Motivation is da bomb!

But what is procrastination?  Simple definitions of procrastination mean to postpone activities until another time. Of course, that by definition covers everything you postpone, whether it’s logical or not. So if to order our daily schedule means to do one thing in deference or postponement of another, that means that our whole life is spend procrastinating, which is absurd.  A better definition is provided by the Oxford Dictionary, which holds that “Procrastination is a postponement, often with the sense of deferring though indecision, when early action would have been preferable," or as "deferring action, especially without good reason." [i]  The concept that procrastination is an inherently unreasonable thing has been echoed by many pundits who concur that procrastination is the irrational delay of behavior.

At root however this definition is nonsense, for even irrational behavior must have a reason to be. It’s only when behavior doesn’t fit our prized model that we curse the agent rather than the explanation, but the faulty explanation always loses.
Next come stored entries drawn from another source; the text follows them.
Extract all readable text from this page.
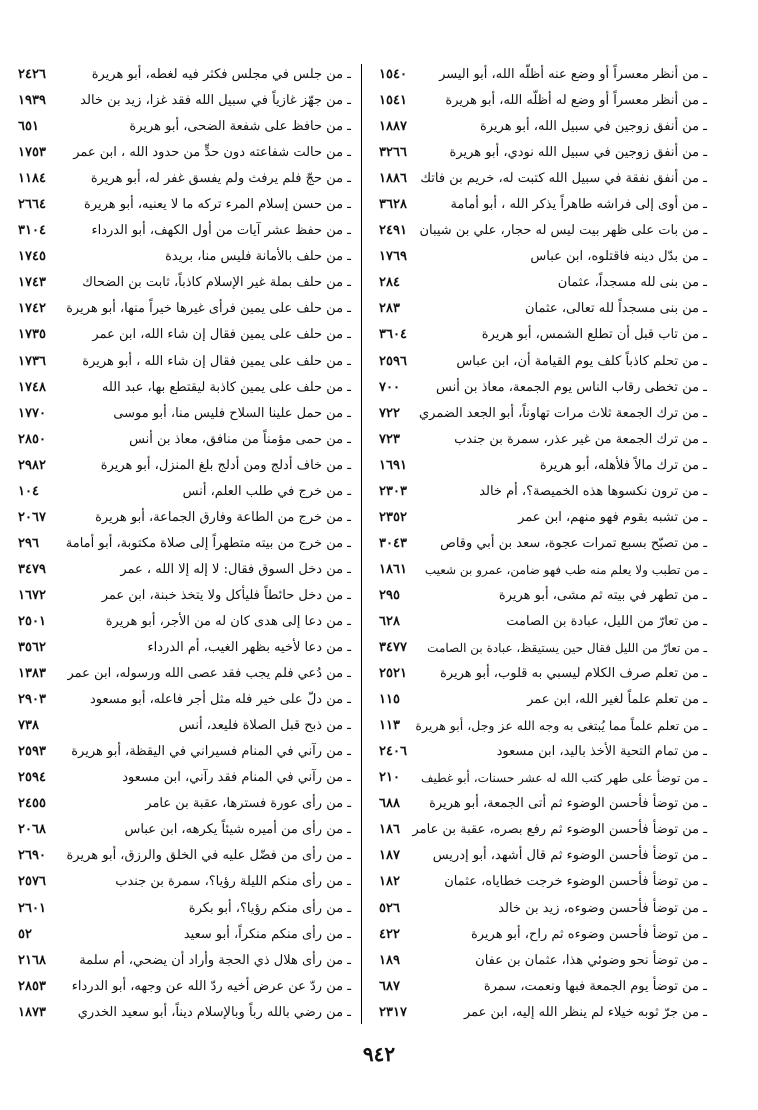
ـ من أنظر معسراً أو وضع عنه أظلّه الله، أبو اليسر
١٥٤٠
ـ من أنظر معسراً أو وضع له أظلّه الله، أبو هريرة
١٥٤١
ـ من أنفق زوجين في سبيل الله، أبو هريرة
١٨٨٧
ـ من أنفق زوجين في سبيل الله نودي، أبو هريرة
٣٢٦٦
ـ من أنفق نفقة في سبيل الله كتبت له، خريم بن فاتك
١٨٨٦
ـ من أوى إلى فراشه طاهراً يذكر الله ، أبو أمامة
٣٦٢٨
ـ من بات على ظهر بيت ليس له حجار، علي بن شيبان
٢٤٩١
ـ من بدّل دينه فاقتلوه، ابن عباس
١٧٦٩
ـ من بنى لله مسجداً، عثمان
٢٨٤
ـ من بنى مسجداً لله تعالى، عثمان
٢٨٣
ـ من تاب قبل أن تطلع الشمس، أبو هريرة
٣٦٠٤
ـ من تحلم كاذباً كلف يوم القيامة أن، ابن عباس
٢٥٩٦
ـ من تخطى رقاب الناس يوم الجمعة، معاذ بن أنس
٧٠٠
ـ من ترك الجمعة ثلاث مرات تهاوناً، أبو الجعد الضمري
٧٢٢
ـ من ترك الجمعة من غير عذر، سمرة بن جندب
٧٢٣
ـ من ترك مالاً فلأهله، أبو هريرة
١٦٩١
ـ من ترون نكسوها هذه الخميصة؟، أم خالد
٢٣٠٣
ـ من تشبه بقوم فهو منهم، ابن عمر
٢٣٥٢
ـ من تصبّح بسبع تمرات عجوة، سعد بن أبي وقاص
٣٠٤٣
ـ من تطبب ولا يعلم منه طب فهو ضامن، عمرو بن شعيب
١٨٦١
ـ من تطهر في بيته ثم مشى، أبو هريرة
٢٩٥
ـ من تعارّ من الليل، عبادة بن الصامت
٦٢٨
ـ من تعارّ من الليل فقال حين يستيقظ، عبادة بن الصامت
٣٤٧٧
ـ من تعلم صرف الكلام ليسبي به قلوب، أبو هريرة
٢٥٢١
ـ من تعلم علماً لغير الله، ابن عمر
١١٥
ـ من تعلم علماً مما يُبتغى به وجه الله عز وجل، أبو هريرة
١١٣
ـ من تمام التحية الأخذ باليد، ابن مسعود
٢٤٠٦
ـ من توضأ على طهر كتب الله له عشر حسنات، أبو غطيف
٢١٠
ـ من توضأ فأحسن الوضوء ثم أتى الجمعة، أبو هريرة
٦٨٨
ـ من توضأ فأحسن الوضوء ثم رفع بصره، عقبة بن عامر
١٨٦
ـ من توضأ فأحسن الوضوء ثم قال أشهد، أبو إدريس
١٨٧
ـ من توضأ فأحسن الوضوء خرجت خطاياه، عثمان
١٨٢
ـ من توضأ فأحسن وضوءه، زيد بن خالد
٥٢٦
ـ من توضأ فأحسن وضوءه ثم راح، أبو هريرة
٤٢٢
ـ من توضأ نحو وضوئي هذا، عثمان بن عفان
١٨٩
ـ من توضأ يوم الجمعة فبها ونعمت، سمرة
٦٨٧
ـ من جرّ ثوبه خيلاء لم ينظر الله إليه، ابن عمر
٢٣١٧
ـ من جلس في مجلس فكثر فيه لغطه، أبو هريرة
٢٤٢٦
ـ من جهّز غازياً في سبيل الله فقد غزا، زيد بن خالد
١٩٣٩
ـ من حافظ على شفعة الضحى، أبو هريرة
٦٥١
ـ من حالت شفاعته دون حدٍّ من حدود الله ، ابن عمر
١٧٥٣
ـ من حجّ فلم يرفث ولم يفسق غفر له، أبو هريرة
١١٨٤
ـ من حسن إسلام المرء تركه ما لا يعنيه، أبو هريرة
٢٦٦٤
ـ من حفظ عشر آيات من أول الكهف، أبو الدرداء
٣١٠٤
ـ من حلف بالأمانة فليس منا، بريدة
١٧٤٥
ـ من حلف بملة غير الإسلام كاذباً، ثابت بن الضحاك
١٧٤٣
ـ من حلف على يمين فرأى غيرها خيراً منها، أبو هريرة
١٧٤٢
ـ من حلف على يمين فقال إن شاء الله، ابن عمر
١٧٣٥
ـ من حلف على يمين فقال إن شاء الله ، أبو هريرة
١٧٣٦
ـ من حلف على يمين كاذبة ليقتطع بها، عبد الله
١٧٤٨
ـ من حمل علينا السلاح فليس منا، أبو موسى
١٧٧٠
ـ من حمى مؤمناً من منافق، معاذ بن أنس
٢٨٥٠
ـ من خاف أدلج ومن أدلج بلغ المنزل، أبو هريرة
٢٩٨٢
ـ من خرج في طلب العلم، أنس
١٠٤
ـ من خرج من الطاعة وفارق الجماعة، أبو هريرة
٢٠٦٧
ـ من خرج من بيته متطهراً إلى صلاة مكتوبة، أبو أمامة
٢٩٦
ـ من دخل السوق فقال: لا إله إلا الله ، عمر
٣٤٧٩
ـ من دخل حائطاً فليأكل ولا يتخذ خبنة، ابن عمر
١٦٧٢
ـ من دعا إلى هدى كان له من الأجر، أبو هريرة
٢٥٠١
ـ من دعا لأخيه بظهر الغيب، أم الدرداء
٣٥٦٢
ـ من دُعي فلم يجب فقد عصى الله ورسوله، ابن عمر
١٣٨٣
ـ من دلّ على خير فله مثل أجر فاعله، أبو مسعود
٢٩٠٣
ـ من ذبح قبل الصلاة فليعد، أنس
٧٣٨
ـ من رآني في المنام فسيراني في اليقظة، أبو هريرة
٢٥٩٣
ـ من رآني في المنام فقد رآني، ابن مسعود
٢٥٩٤
ـ من رأى عورة فسترها، عقبة بن عامر
٢٤٥٥
ـ من رأى من أميره شيئاً يكرهه، ابن عباس
٢٠٦٨
ـ من رأى من فضّل عليه في الخلق والرزق، أبو هريرة
٢٦٩٠
ـ من رأى منكم الليلة رؤيا؟، سمرة بن جندب
٢٥٧٦
ـ من رأى منكم رؤيا؟، أبو بكرة
٢٦٠١
ـ من رأى منكم منكراً، أبو سعيد
٥٢
ـ من رأى هلال ذي الحجة وأراد أن يضحي، أم سلمة
٢١٦٨
ـ من ردّ عن عرض أخيه ردّ الله عن وجهه، أبو الدرداء
٢٨٥٣
ـ من رضي بالله رباً وبالإسلام ديناً، أبو سعيد الخدري
١٨٧٣
٩٤٢
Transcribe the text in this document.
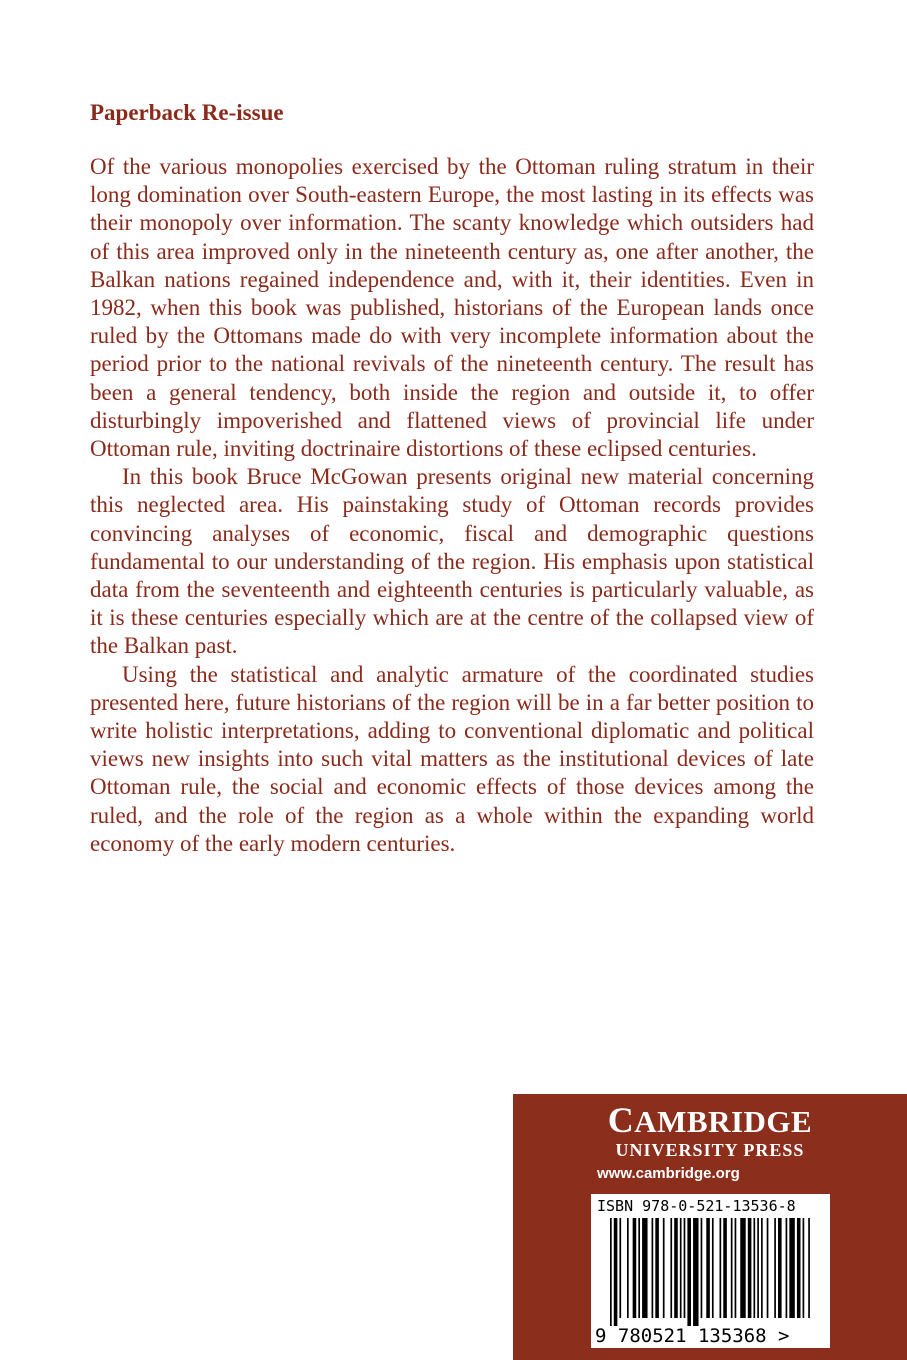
Paperback Re-issue

Of the various monopolies exercised by the Ottoman ruling stratum in their long domination over South-eastern Europe, the most lasting in its effects was their monopoly over information. The scanty knowledge which outsiders had of this area improved only in the nineteenth century as, one after another, the Balkan nations regained independence and, with it, their identities. Even in 1982, when this book was published, historians of the European lands once ruled by the Ottomans made do with very incomplete information about the period prior to the national revivals of the nineteenth century. The result has been a general tendency, both inside the region and outside it, to offer disturbingly impoverished and flattened views of provincial life under Ottoman rule, inviting doctrinaire distortions of these eclipsed centuries.

In this book Bruce McGowan presents original new material concerning this neglected area. His painstaking study of Ottoman records provides convincing analyses of economic, fiscal and demographic questions fundamental to our understanding of the region. His emphasis upon statistical data from the seventeenth and eighteenth centuries is particularly valuable, as it is these centuries especially which are at the centre of the collapsed view of the Balkan past.

Using the statistical and analytic armature of the coordinated studies presented here, future historians of the region will be in a far better position to write holistic interpretations, adding to conventional diplomatic and political views new insights into such vital matters as the institutional devices of late Ottoman rule, the social and economic effects of those devices among the ruled, and the role of the region as a whole within the expanding world economy of the early modern centuries.

CAMBRIDGE
UNIVERSITY PRESS
www.cambridge.org
ISBN 978-0-521-13536-8
9 780521 135368 >
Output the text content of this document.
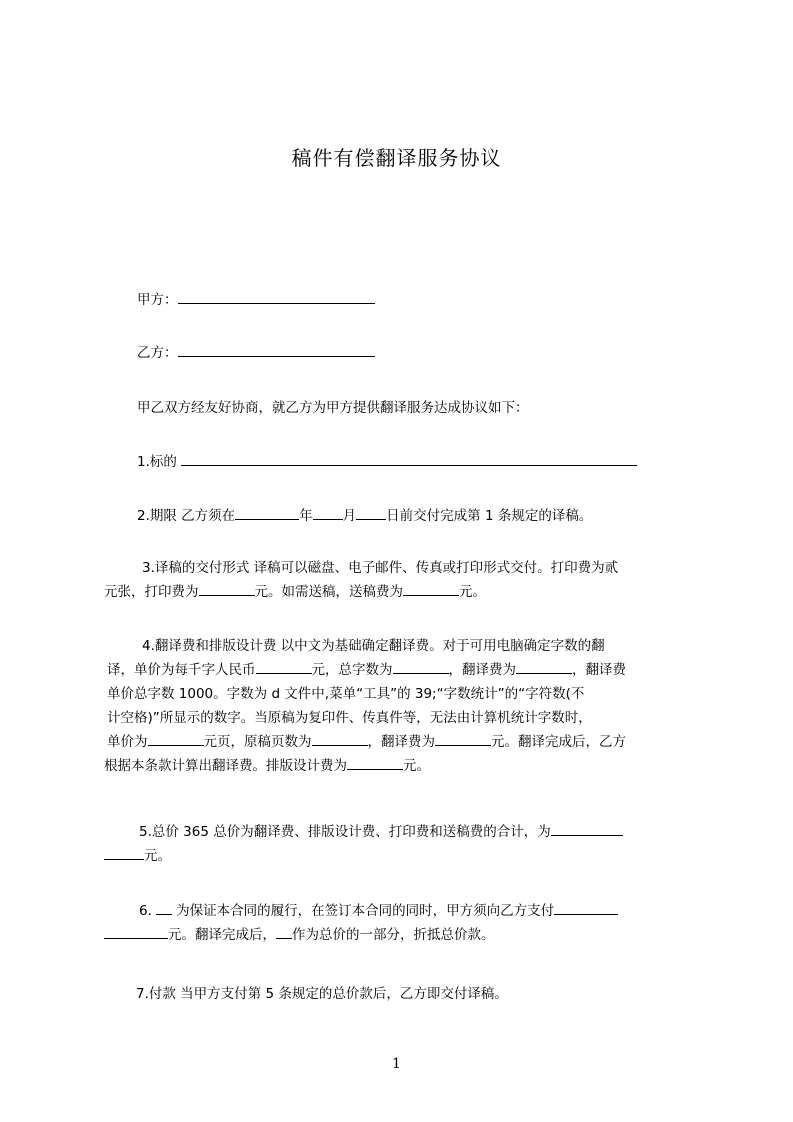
稿件有偿翻译服务协议
甲方：
乙方：
甲乙双方经友好协商，就乙方为甲方提供翻译服务达成协议如下：
1.标的
2.期限 乙方须在	年 月 日前交付完成第 1 条规定的译稿。
3.译稿的交付形式 译稿可以磁盘、电子邮件、传真或打印形式交付。打印费为贰
元张，打印费为	元。如需送稿，送稿费为	元。
4.翻译费和排版设计费 以中文为基础确定翻译费。对于可用电脑确定字数的翻
译，单价为每千字人民币	元，总字数为	，翻译费为	，翻译费
单价总字数 1000。字数为 d 文件中,菜单“工具”的 39;“字数统计”的“字符数(不
计空格)”所显示的数字。当原稿为复印件、传真件等，无法由计算机统计字数时，
单价为	元页，原稿页数为	，翻译费为	元。翻译完成后，乙方
根据本条款计算出翻译费。排版设计费为	元。
5.总价 365 总价为翻译费、排版设计费、打印费和送稿费的合计，为
元。
6. 为保证本合同的履行，在签订本合同的同时，甲方须向乙方支付
元。翻译完成后， 作为总价的一部分，折抵总价款。
7.付款 当甲方支付第 5 条规定的总价款后，乙方即交付译稿。
1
Consider the behavior of the solar system. The fact that it didn’t conform to the model that put the earth in the center of the universe didn’t make the planetary motions irrational, and even faulting God for bad design principles couldn’t escape from the fact that the world worked in mysterious but not irrational ways. As creatures who embody the natural world, the conclusion is the same. Humans act in mysterious but not quite irrational ways, and behavior must serve reasons both obvious and subtle, as there is nothing nutty under the sun. The point therefore is not to decry the unreasonableness of procrastination, but investigating why for us common folks procrastination is often not an unreasonable but a necessary and rational thing.

Consider the fact that we don’t work when we are sleepy, hungry,  or are under the sun,  and generally wait until a time when we are rested, sated, or in the cool of the evening. We do this because at a later time we can work faster, more comfortably, and with more alertness and attention to our job. In these cases, ‘procrastination’ is rather a justifiable delay. Procrastination can also be a reasonable thing if we consciously or non-consciously postpone an action in order to inject an element of risk into behavior. Since risk increases dopamine release that corresponds with positive affect and attentive alertness, procrastination can actually increase the effectiveness of behavior. In other words, procrastination is a reasonable thing if it represents the non conscious manipulation of affect to increase effectiveness, whereas procrastination due to distraction or fear (e.g. postponing a trip to the dentist) simply reduces effectiveness. Doing things effectively means doing things affectively, and that often means acting just in time. Ultimately, the non-reasonableness of behavior is an aspect of everything we do because motivation requires activation, and this means affect. In other words, to be effective we must be affective, and affect never falls within ‘good reason’ unless there is good reason to manipulate affect. Ultimately, procrastination implies irrationality, but irrationality occurs when we ignore reasonable causes, and when affect is left out of the picture of human behavior we are left confused and needful of a title to describe how timeliness of behavior cannot be predicted by the reasonableness of behavior. Thus procrastination is not an artifact of behavior, but of our ignorance of how motivation works.